European Union (EU) officials in the Philippines urged the government to open the water sector fully to foreign investors to increase competition and level the playing field so as to enhance water service in the country.
Walter van Hattum, head of the economic and trade section delegation of the EU to the Philippines, said many European companies in the water business want to feel more secure by being allowed to hold majority control of local companies rather than being constrained by the regulatory limits.
Philippine laws limit foreign ownership in crucial industries such as utilities to 40 percent, with 60 percent held by Filipino investors.
“Where EU can contribute rather than getting the bureaucratic …we are more than happy to do, but the management of the EU Chamber of Commerce agreed to…bring companies from Europe to the Philippines – [that]could be part of the solution,” Van Hattum told reporters in a press briefing on the sidelines of the Water Challenge Forum held in Pasay City. “If we want to achieve this, we need to level the playing field,” he said.
“It would help competition in the Philippines by opening up to foreign companies but especially in this kind of high-tech sector, I think it would make a balance,” he said.
“On government procurement, I think it’s more straightforward – that competition is doing the country a huge favor. On one end, it’s very positive that the current government is increasing infrastructure procurements but you can actually increase that not by… more money but by getting more competition in the bidding process,” Van Hattum added.
The EU official urged the government to allow foreign operators to join the biddings for water projects so they can equally compete with other companies. “You’ll get better services for a better price, partly because you will get new stakeholders coming in but also partly because the existing stakeholders will need to reduce their bids, they need to become more competitive because they want to continue having those kinds of contracts,” he explained further.
European Chamber of Commerce of the Philippines (ECCP) President Guenter Taus assured the government the local industry will benefit from what foreign investors could bring in.
“We’re not here to take over the Philippines, we’re here to help the Philippines’ technology to be at par with world standards.”
Letting in foreign investors to be part of competition and the system would enable technology transfer and lower local water prices down, Taus said.

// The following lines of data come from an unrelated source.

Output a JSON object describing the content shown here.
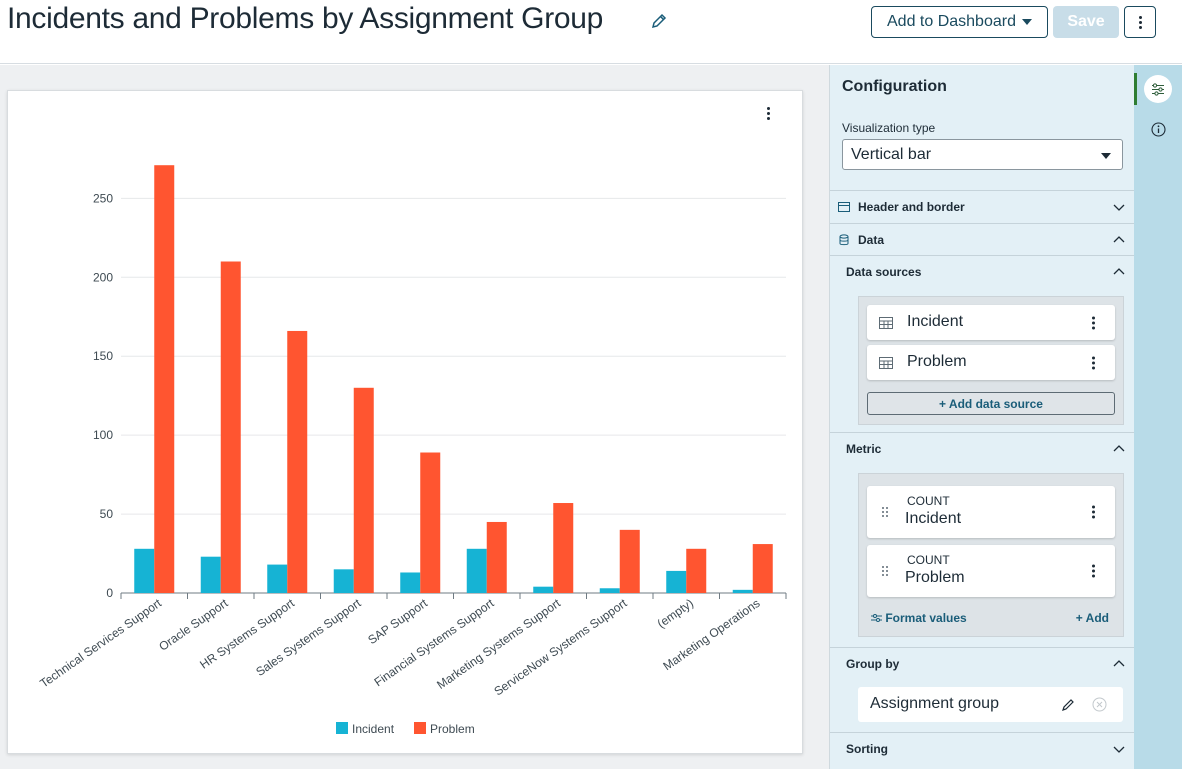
{
  "header": {
    "title": "Incidents and Problems by Assignment Group",
    "add_to_dashboard": "Add to Dashboard",
    "save": "Save"
  },
  "chart_data": {
    "type": "bar",
    "categories": [
      "Technical Services Support",
      "Oracle Support",
      "HR Systems Support",
      "Sales Systems Support",
      "SAP Support",
      "Financial Systems Support",
      "Marketing Systems Support",
      "ServiceNow Systems Support",
      "(empty)",
      "Marketing Operations"
    ],
    "series": [
      {
        "name": "Incident",
        "values": [
          28,
          23,
          18,
          15,
          13,
          28,
          4,
          3,
          14,
          2
        ],
        "color": "#16b3d4"
      },
      {
        "name": "Problem",
        "values": [
          271,
          210,
          166,
          130,
          89,
          45,
          57,
          40,
          28,
          31
        ],
        "color": "#ff5530"
      }
    ],
    "yticks": [
      0,
      50,
      100,
      150,
      200,
      250
    ],
    "ylim": [
      0,
      280
    ],
    "grid": true,
    "legend": "bottom"
  },
  "config": {
    "title": "Configuration",
    "viz_label": "Visualization type",
    "viz_value": "Vertical bar",
    "header_border": "Header and border",
    "data": "Data",
    "data_sources_label": "Data sources",
    "sources": [
      "Incident",
      "Problem"
    ],
    "add_source": "+ Add data source",
    "metric_label": "Metric",
    "metrics": [
      {
        "agg": "COUNT",
        "name": "Incident"
      },
      {
        "agg": "COUNT",
        "name": "Problem"
      }
    ],
    "format_values": "Format values",
    "add": "+ Add",
    "group_by_label": "Group by",
    "group_by_value": "Assignment group",
    "sorting_label": "Sorting"
  },
  "icons": {
    "edit": "pencil-icon",
    "settings": "sliders-icon",
    "info": "info-icon"
  }
}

“There’s a lot to be done to bring the price down. Leveling the playing field … so let’s open up a little bit and think outside the box. One of them is, you don’t need money or investment for technology to be brought into the Philippines. All you need to do is allow foreign companies to compete here,” he said.

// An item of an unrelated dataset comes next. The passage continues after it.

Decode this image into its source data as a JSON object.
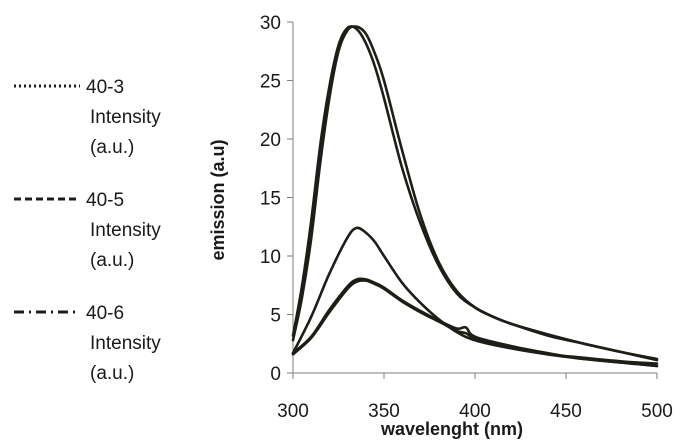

“Because if you look at it, a lot of government procurement is driven by technology and you specify whatever there is, whatever the knowledge base of government, and you try to get proposals from two, three, four different companies, whereas, if you have a much stronger, more modern technology base, you might want to change the process to get to the same result and you save a lot of money in the process,” Taus explained.
Meanwhile, Sen. Loren Legarda, in her keynote speech at the forum highlighted the need to reform the overlapping and fragmented regulation of water supply services in the country by several government entities.
The senator said that factor hinders the enactment of a doable and long-term solution that could prevent water shortage in the country.
“The issue of having over 30 water agencies has been a challenge because of overlapping mandates and conflicting programs. We need to consolidate all water agencies in the country and craft a roadmap for sustainable water use,” Legarda said.
Water stress, amplified by climate change, will create a growing security challenge, she said.
In the Philippines, about 8 million Filipinos still lack access to safe water and about the same number still practice open defecation, said Legarda, who is chair of the Senate Committee on Climate Change.
A study by the World Resources Institute has warned that the Philippines is likely to experience severe water shortage by 2040 due to the combined impact of rapid population growth and climate change. Furthermore, the Philippines ranks 57th out of 167 countries that are highly vulnerable to severe water shortage.
Moreover, water affects food security as agriculture accounts for 70-85 percent of water consumption.
“But water security is not only about the provision of sufficient water for the needs of our people and our economic activities, it is also about having healthy ecosystems and building resilience to water-related disasters, including storms, floods and droughts,” she said.
Extreme weather events, such as intense or more frequent rains and increasing number of hot days, along with weak resource management, are factors that lead to low water security.
“The degradation of our environment is likewise a threat to water security, especially because forested watersheds and wetlands supply 75 percent of the world’s accessible freshwater.”
“We also need to strengthen resilience to water-related disasters. The country needs to evaluate existing programs to combat desertification and prevent flooding, and improve its evacuation strategies, early warning systems and disaster risk reduction and management plans. Capacity-building activities for indigenous peoples must be undertaken so they can adapt to water extremes,” Legarda added.